Business Features
Desperation, rage driving French workers to violence (News Feature)
By Siegfried Mortkowitz Apr 22, 2009, 11:35 GMT
Paris - As French President Nicolas Sarkozy prepares an anti-crime bill to criminalize the wearing of hoods at demonstrations, a wave of violence is growing that represents a real threat to social peace in France.
With more and more factories shut and workers laid off as the economic crisis deepens, French workers are increasingly resorting to violent means to try and protect their jobs or improve their severance payments.
Over the past two months there have been at least six incidents of so-called boss-napping in which angry workers have forced managers to remain on the site and renegotiate redundancy compensation or force a halt to the layoffs.
On Tuesday, workers at a factory for the German tyre group Continental in France went a step further, ransacking the offices of a public administrative building in the city of Compiegne after a court rejected their demand to suspend or annul the closing of the factory.
With European elections on the horizon, the government has so far refrained from treating the workers as criminals. But that may change now.
'What happened was unacceptable violence,' Prime Minister Francois Fillon said Wednesday. 'We are going to prosecute.'
Although Fillon claimed that 'only a small minority' of workers was responsible for the violence, French media reported that the trashing of the offices was carried out by about 300 of the 1,120 employees of the threatened Continental factory located in the city of Clairoix.
This incident occurred just hours after employees at a factory belonging to the US car equipment supplier Molex released two executives they had held for 27 hours in an attempt to prevent the site from being shut down in the summer.
As one Molex worker told France Inter radio, desperation drove him and many of his fellow workers.
'I have just married.

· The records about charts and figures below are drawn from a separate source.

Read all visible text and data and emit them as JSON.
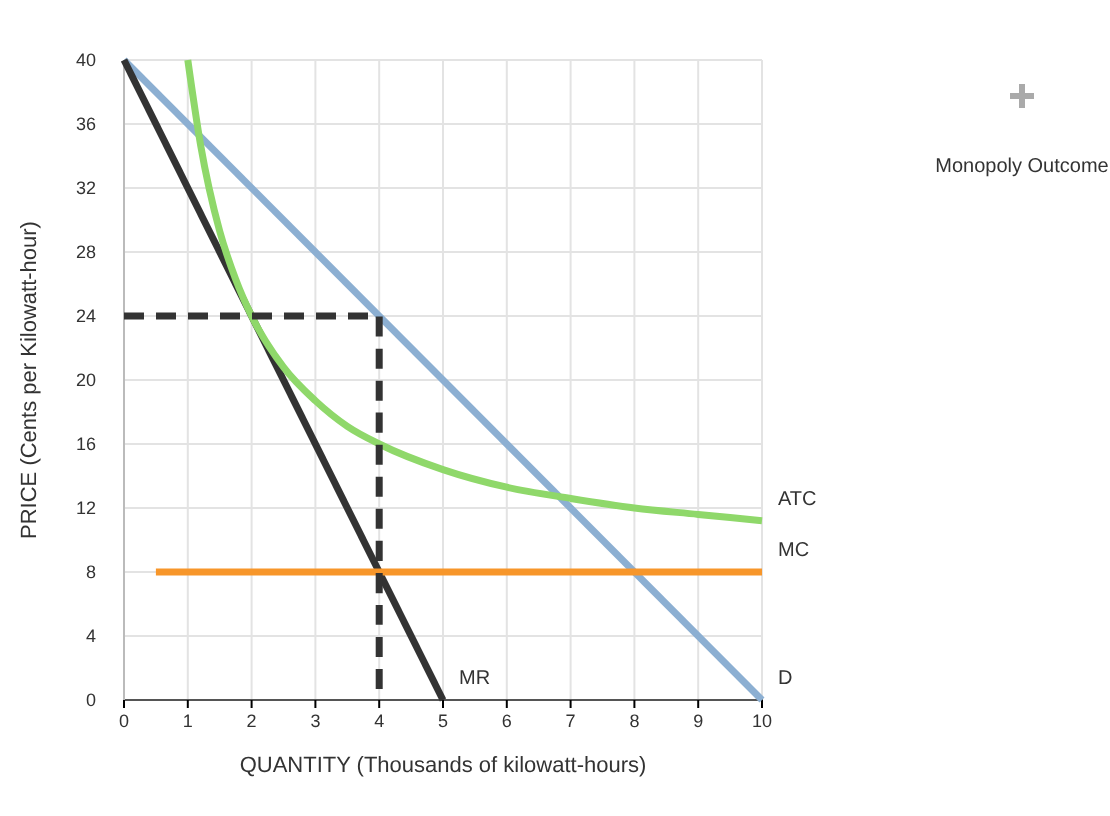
{
  "chart_data": {
    "type": "line",
    "xlabel": "QUANTITY (Thousands of kilowatt-hours)",
    "ylabel": "PRICE (Cents per Kilowatt-hour)",
    "xlim": [
      0,
      10
    ],
    "ylim": [
      0,
      40
    ],
    "xticks": [
      0,
      1,
      2,
      3,
      4,
      5,
      6,
      7,
      8,
      9,
      10
    ],
    "yticks": [
      0,
      4,
      8,
      12,
      16,
      20,
      24,
      28,
      32,
      36,
      40
    ],
    "grid": true,
    "marker": "none",
    "series": [
      {
        "name": "D",
        "color": "#8cafd2",
        "x": [
          0,
          10
        ],
        "values": [
          40,
          0
        ]
      },
      {
        "name": "MR",
        "color": "#333333",
        "x": [
          0,
          5
        ],
        "values": [
          40,
          0
        ]
      },
      {
        "name": "ATC",
        "color": "#8fd86a",
        "x": [
          1,
          1.2,
          1.5,
          1.75,
          2,
          2.5,
          3,
          3.5,
          4,
          5,
          6,
          7,
          8,
          9,
          10
        ],
        "values": [
          40,
          34.7,
          29.3,
          26.3,
          24,
          20.8,
          18.7,
          17.1,
          16,
          14.4,
          13.3,
          12.6,
          12,
          11.6,
          11.2
        ]
      },
      {
        "name": "MC",
        "color": "#f7962a",
        "x": [
          0.5,
          10
        ],
        "values": [
          8,
          8
        ]
      },
      {
        "color": "#333333",
        "line_style": "dashed",
        "x": [
          0,
          4,
          4
        ],
        "values": [
          24,
          24,
          0
        ]
      }
    ],
    "annotations": [
      "Monopoly Outcome"
    ]
  }
}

I bought a house and a car. I have a little daughter on the way. I have loans on my back. I have to work. And now I'm being told that I will be unemployed,' said the worker, identified only as David.
The French government has mediated in some of the disputes, but to little success.

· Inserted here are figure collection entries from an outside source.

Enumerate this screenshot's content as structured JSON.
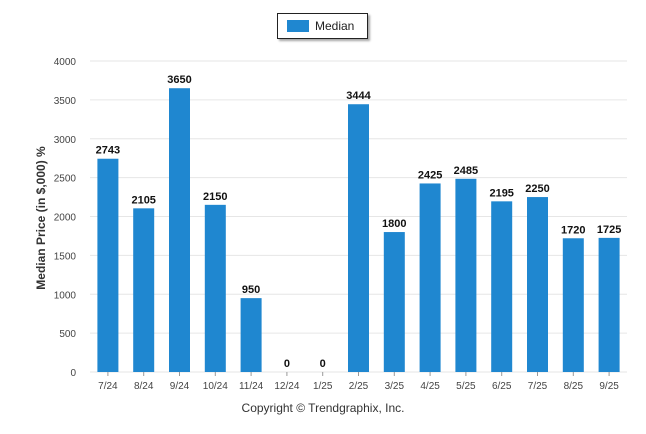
{
  "chart_data": {
    "type": "bar",
    "categories": [
      "7/24",
      "8/24",
      "9/24",
      "10/24",
      "11/24",
      "12/24",
      "1/25",
      "2/25",
      "3/25",
      "4/25",
      "5/25",
      "6/25",
      "7/25",
      "8/25",
      "9/25"
    ],
    "series": [
      {
        "name": "Median",
        "values": [
          2743,
          2105,
          3650,
          2150,
          950,
          0,
          0,
          3444,
          1800,
          2425,
          2485,
          2195,
          2250,
          1720,
          1725
        ]
      }
    ],
    "data_labels": [
      "2743",
      "2105",
      "3650",
      "2150",
      "950",
      "0",
      "0",
      "3444",
      "1800",
      "2425",
      "2485",
      "2195",
      "2250",
      "1720",
      "1725"
    ],
    "title": "",
    "xlabel": "",
    "ylabel": "Median Price (in $,000) %",
    "ylim": [
      0,
      4000
    ],
    "yticks": [
      "0",
      "500",
      "1000",
      "1500",
      "2000",
      "2500",
      "3000",
      "3500",
      "4000"
    ],
    "grid": true,
    "legend_position": "top-center",
    "bar_color": "#1f87d0",
    "grid_color": "#e6e6e6"
  },
  "credit": "Copyright © Trendgraphix, Inc."
}
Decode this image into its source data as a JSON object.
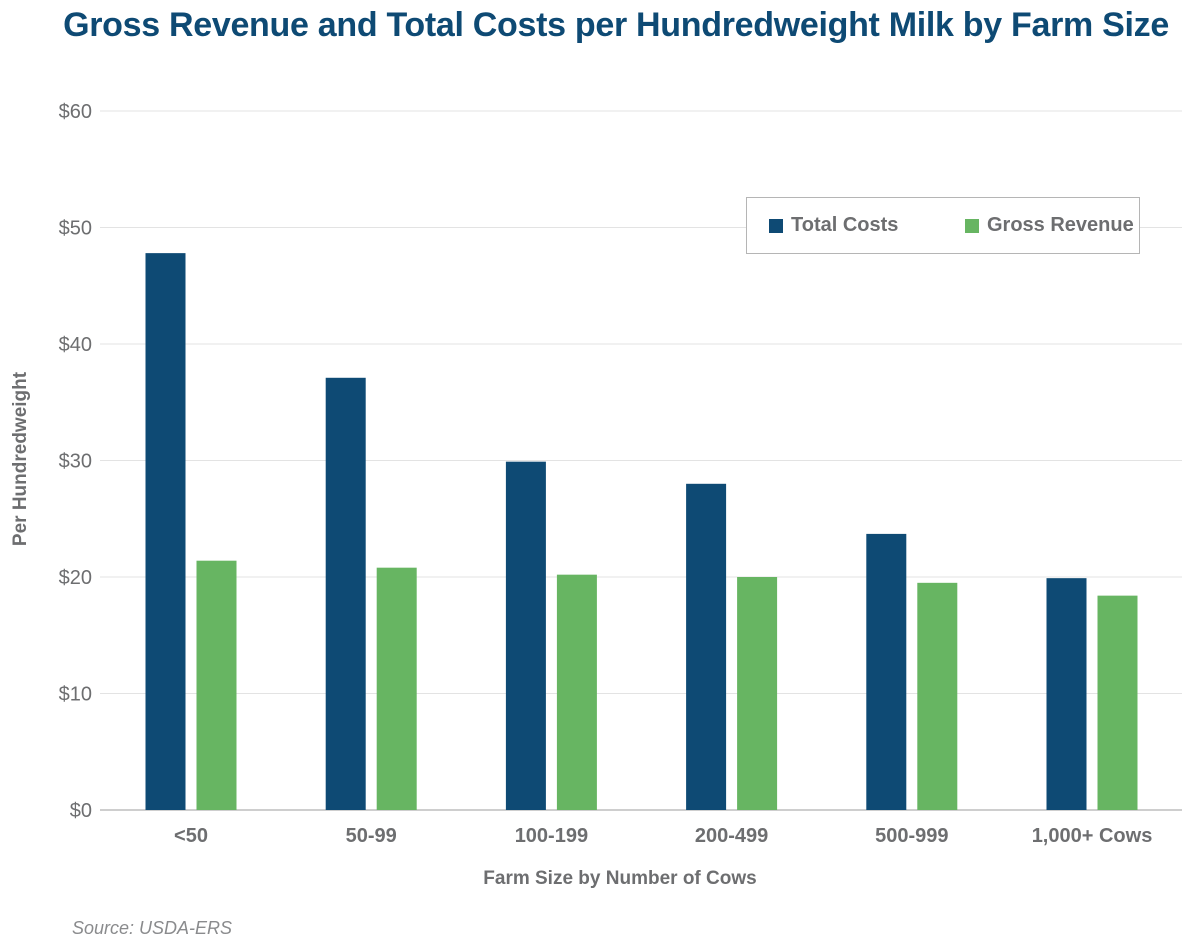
{
  "chart_data": {
    "type": "bar",
    "title": "Gross Revenue and Total Costs per Hundredweight Milk by Farm Size",
    "xlabel": "Farm Size by Number of Cows",
    "ylabel": "Per Hundredweight",
    "ylim": [
      0,
      60
    ],
    "yticks": [
      0,
      10,
      20,
      30,
      40,
      50,
      60
    ],
    "ytick_labels": [
      "$0",
      "$10",
      "$20",
      "$30",
      "$40",
      "$50",
      "$60"
    ],
    "grid": true,
    "legend_position": "top-right",
    "categories": [
      "<50",
      "50-99",
      "100-199",
      "200-499",
      "500-999",
      "1,000+ Cows"
    ],
    "series": [
      {
        "name": "Total Costs",
        "color": "#0e4a74",
        "values": [
          47.8,
          37.1,
          29.9,
          28.0,
          23.7,
          19.9
        ]
      },
      {
        "name": "Gross Revenue",
        "color": "#67b562",
        "values": [
          21.4,
          20.8,
          20.2,
          20.0,
          19.5,
          18.4
        ]
      }
    ]
  },
  "source": "Source: USDA-ERS"
}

Workers at a French factory belonging to the US industrial vehicle producer Caterpillar this week rejected a government-brokered deal in which the company said it would reduce the number of layoffs from 733 to 600 and drop disciplinary proceedings against strikers.
That agreement was hammered out with the help of Finance Minister Chrtistine Lagard, after Caterpillar workers held four managers hostage for more than 24 hours.

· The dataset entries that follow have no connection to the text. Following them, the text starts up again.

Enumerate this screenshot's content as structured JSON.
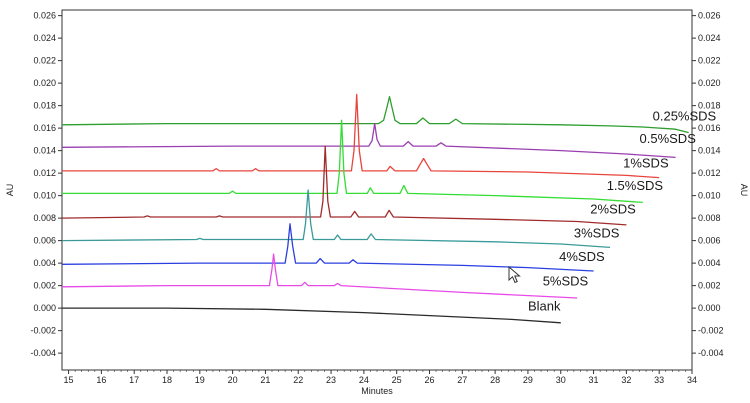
{
  "chart_data": {
    "type": "line",
    "xlabel": "Minutes",
    "ylabel": "AU",
    "ylabel_right": "AU",
    "xlim": [
      14.8,
      34.0
    ],
    "ylim": [
      -0.0055,
      0.0265
    ],
    "x_ticks": [
      "15",
      "16",
      "17",
      "18",
      "19",
      "20",
      "21",
      "22",
      "23",
      "24",
      "25",
      "26",
      "27",
      "28",
      "29",
      "30",
      "31",
      "32",
      "33",
      "34"
    ],
    "y_ticks": [
      "0.026",
      "0.024",
      "0.022",
      "0.020",
      "0.018",
      "0.016",
      "0.014",
      "0.012",
      "0.010",
      "0.008",
      "0.006",
      "0.004",
      "0.002",
      "0.000",
      "-0.002",
      "-0.004"
    ],
    "grid": false,
    "series": [
      {
        "name": "0.25%SDS",
        "color": "#2e9e2e",
        "points": [
          [
            14.8,
            0.0163
          ],
          [
            18,
            0.0164
          ],
          [
            21.5,
            0.0164
          ],
          [
            23.5,
            0.0164
          ],
          [
            24.45,
            0.0164
          ],
          [
            24.6,
            0.0167
          ],
          [
            24.7,
            0.0178
          ],
          [
            24.78,
            0.0188
          ],
          [
            24.86,
            0.0178
          ],
          [
            24.95,
            0.0167
          ],
          [
            25.1,
            0.0164
          ],
          [
            25.6,
            0.0164
          ],
          [
            25.8,
            0.0169
          ],
          [
            26.0,
            0.0164
          ],
          [
            26.6,
            0.0164
          ],
          [
            26.8,
            0.0168
          ],
          [
            27.0,
            0.0164
          ],
          [
            30,
            0.0163
          ],
          [
            31.5,
            0.0162
          ],
          [
            32.5,
            0.0161
          ],
          [
            33.5,
            0.0159
          ],
          [
            33.9,
            0.0156
          ]
        ],
        "label_x": 32.8,
        "label_y": 0.0167
      },
      {
        "name": "0.5%SDS",
        "color": "#9a3fb0",
        "points": [
          [
            14.8,
            0.0143
          ],
          [
            20,
            0.0144
          ],
          [
            24.15,
            0.0144
          ],
          [
            24.25,
            0.0149
          ],
          [
            24.33,
            0.0164
          ],
          [
            24.4,
            0.015
          ],
          [
            24.5,
            0.0144
          ],
          [
            25.2,
            0.0144
          ],
          [
            25.35,
            0.0148
          ],
          [
            25.5,
            0.0144
          ],
          [
            26.2,
            0.0144
          ],
          [
            26.35,
            0.0147
          ],
          [
            26.5,
            0.0144
          ],
          [
            30,
            0.014
          ],
          [
            32,
            0.0137
          ],
          [
            33.5,
            0.0134
          ]
        ],
        "label_x": 32.4,
        "label_y": 0.0147
      },
      {
        "name": "1%SDS",
        "color": "#e8453c",
        "points": [
          [
            14.8,
            0.0122
          ],
          [
            19.4,
            0.0122
          ],
          [
            19.5,
            0.0124
          ],
          [
            19.6,
            0.0122
          ],
          [
            20.6,
            0.0122
          ],
          [
            20.7,
            0.0124
          ],
          [
            20.8,
            0.0122
          ],
          [
            23.62,
            0.0122
          ],
          [
            23.7,
            0.014
          ],
          [
            23.78,
            0.019
          ],
          [
            23.86,
            0.014
          ],
          [
            23.95,
            0.0122
          ],
          [
            24.7,
            0.0122
          ],
          [
            24.8,
            0.0126
          ],
          [
            24.95,
            0.0122
          ],
          [
            25.6,
            0.0122
          ],
          [
            25.72,
            0.0128
          ],
          [
            25.82,
            0.0133
          ],
          [
            25.92,
            0.0128
          ],
          [
            26.05,
            0.0122
          ],
          [
            29,
            0.0121
          ],
          [
            32,
            0.0118
          ],
          [
            33.0,
            0.0116
          ]
        ],
        "label_x": 31.9,
        "label_y": 0.0125
      },
      {
        "name": "1.5%SDS",
        "color": "#33dd33",
        "points": [
          [
            14.8,
            0.0102
          ],
          [
            19.9,
            0.0102
          ],
          [
            20.0,
            0.0104
          ],
          [
            20.1,
            0.0102
          ],
          [
            23.18,
            0.0102
          ],
          [
            23.25,
            0.012
          ],
          [
            23.32,
            0.0167
          ],
          [
            23.39,
            0.012
          ],
          [
            23.47,
            0.0102
          ],
          [
            24.1,
            0.0102
          ],
          [
            24.2,
            0.0107
          ],
          [
            24.3,
            0.0102
          ],
          [
            25.1,
            0.0102
          ],
          [
            25.22,
            0.0109
          ],
          [
            25.34,
            0.0102
          ],
          [
            28,
            0.01
          ],
          [
            31,
            0.0097
          ],
          [
            32.5,
            0.0094
          ]
        ],
        "label_x": 31.4,
        "label_y": 0.0105
      },
      {
        "name": "2%SDS",
        "color": "#a12b2b",
        "points": [
          [
            14.8,
            0.008
          ],
          [
            17.3,
            0.0081
          ],
          [
            17.4,
            0.0082
          ],
          [
            17.5,
            0.0081
          ],
          [
            19.5,
            0.0081
          ],
          [
            19.6,
            0.0082
          ],
          [
            19.7,
            0.0081
          ],
          [
            22.68,
            0.0081
          ],
          [
            22.75,
            0.0095
          ],
          [
            22.82,
            0.0144
          ],
          [
            22.9,
            0.0095
          ],
          [
            22.98,
            0.0081
          ],
          [
            23.6,
            0.0081
          ],
          [
            23.72,
            0.0086
          ],
          [
            23.84,
            0.0081
          ],
          [
            24.65,
            0.0081
          ],
          [
            24.77,
            0.0087
          ],
          [
            24.9,
            0.0081
          ],
          [
            28,
            0.0079
          ],
          [
            30.5,
            0.0077
          ],
          [
            32.0,
            0.0074
          ]
        ],
        "label_x": 30.9,
        "label_y": 0.0084
      },
      {
        "name": "3%SDS",
        "color": "#3a9a9a",
        "points": [
          [
            14.8,
            0.006
          ],
          [
            18.9,
            0.0061
          ],
          [
            19.0,
            0.0062
          ],
          [
            19.1,
            0.0061
          ],
          [
            22.15,
            0.0061
          ],
          [
            22.22,
            0.0075
          ],
          [
            22.3,
            0.0105
          ],
          [
            22.38,
            0.0075
          ],
          [
            22.46,
            0.0061
          ],
          [
            23.1,
            0.0061
          ],
          [
            23.2,
            0.0065
          ],
          [
            23.3,
            0.0061
          ],
          [
            24.1,
            0.0061
          ],
          [
            24.22,
            0.0066
          ],
          [
            24.35,
            0.0061
          ],
          [
            28,
            0.0059
          ],
          [
            30,
            0.0057
          ],
          [
            31.5,
            0.0054
          ]
        ],
        "label_x": 30.4,
        "label_y": 0.0063
      },
      {
        "name": "4%SDS",
        "color": "#2b3fe0",
        "points": [
          [
            14.8,
            0.0039
          ],
          [
            19,
            0.004
          ],
          [
            21.6,
            0.004
          ],
          [
            21.68,
            0.0055
          ],
          [
            21.75,
            0.0075
          ],
          [
            21.83,
            0.0055
          ],
          [
            21.92,
            0.004
          ],
          [
            22.55,
            0.004
          ],
          [
            22.67,
            0.0044
          ],
          [
            22.8,
            0.004
          ],
          [
            23.55,
            0.004
          ],
          [
            23.67,
            0.0043
          ],
          [
            23.8,
            0.004
          ],
          [
            27,
            0.0038
          ],
          [
            29,
            0.0036
          ],
          [
            31.0,
            0.0033
          ]
        ],
        "label_x": 29.95,
        "label_y": 0.0042
      },
      {
        "name": "5%SDS",
        "color": "#e84ae8",
        "points": [
          [
            14.8,
            0.0019
          ],
          [
            18,
            0.002
          ],
          [
            21.12,
            0.002
          ],
          [
            21.2,
            0.0035
          ],
          [
            21.25,
            0.0048
          ],
          [
            21.3,
            0.0035
          ],
          [
            21.38,
            0.002
          ],
          [
            22.1,
            0.002
          ],
          [
            22.2,
            0.0023
          ],
          [
            22.3,
            0.002
          ],
          [
            23.1,
            0.002
          ],
          [
            23.2,
            0.0022
          ],
          [
            23.3,
            0.002
          ],
          [
            27,
            0.0014
          ],
          [
            30.5,
            0.0009
          ]
        ],
        "label_x": 29.45,
        "label_y": 0.002
      },
      {
        "name": "Blank",
        "color": "#2a2a2a",
        "points": [
          [
            14.8,
            0.0
          ],
          [
            18,
            0.0
          ],
          [
            21,
            -0.0001
          ],
          [
            24,
            -0.0004
          ],
          [
            27,
            -0.0008
          ],
          [
            28.5,
            -0.001
          ],
          [
            30.0,
            -0.0013
          ]
        ],
        "label_x": 29.0,
        "label_y": -0.0002
      }
    ]
  }
}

Caterpillar, like Molex and Continental, all say that the crisis is forcing them to reduce expenses in order to survive. But that argument is widely rejected by French workers, who have a traditional distrust of bosses.
In addition, worker's have been increasingly angered by media stories about lavish severance or pension payments to executives.
Boss-napping is not a new phenomenon here, having been used as a radical negotiating tool for decades. But its increasing frequency is alarming.
A trade union official at Continental reflected the growing rage among workers by saying, 'Everybody said what nice guys we at Continental are. Well, no more nice guys.'
About 1,000 Continental workers were to travel to the German city of Hanover to express their feelings at the company's general shareholders' meeting on Thursday.
'We know where to strike,' one worker told France Inter radio. 'The shareholders, they have our money.'
Most economists foresee a worsening of the economic situation in France this year, with forecasts of job losses ranging from 350,000 and 1 million. This suggests that the violence could get worse.
A recent film depicted a nightmare scenario of worker rage. In the film Louise-Michel, female workers at a factory shut without warning pool their redundancy payments to hire a professional killer to eliminate their boss.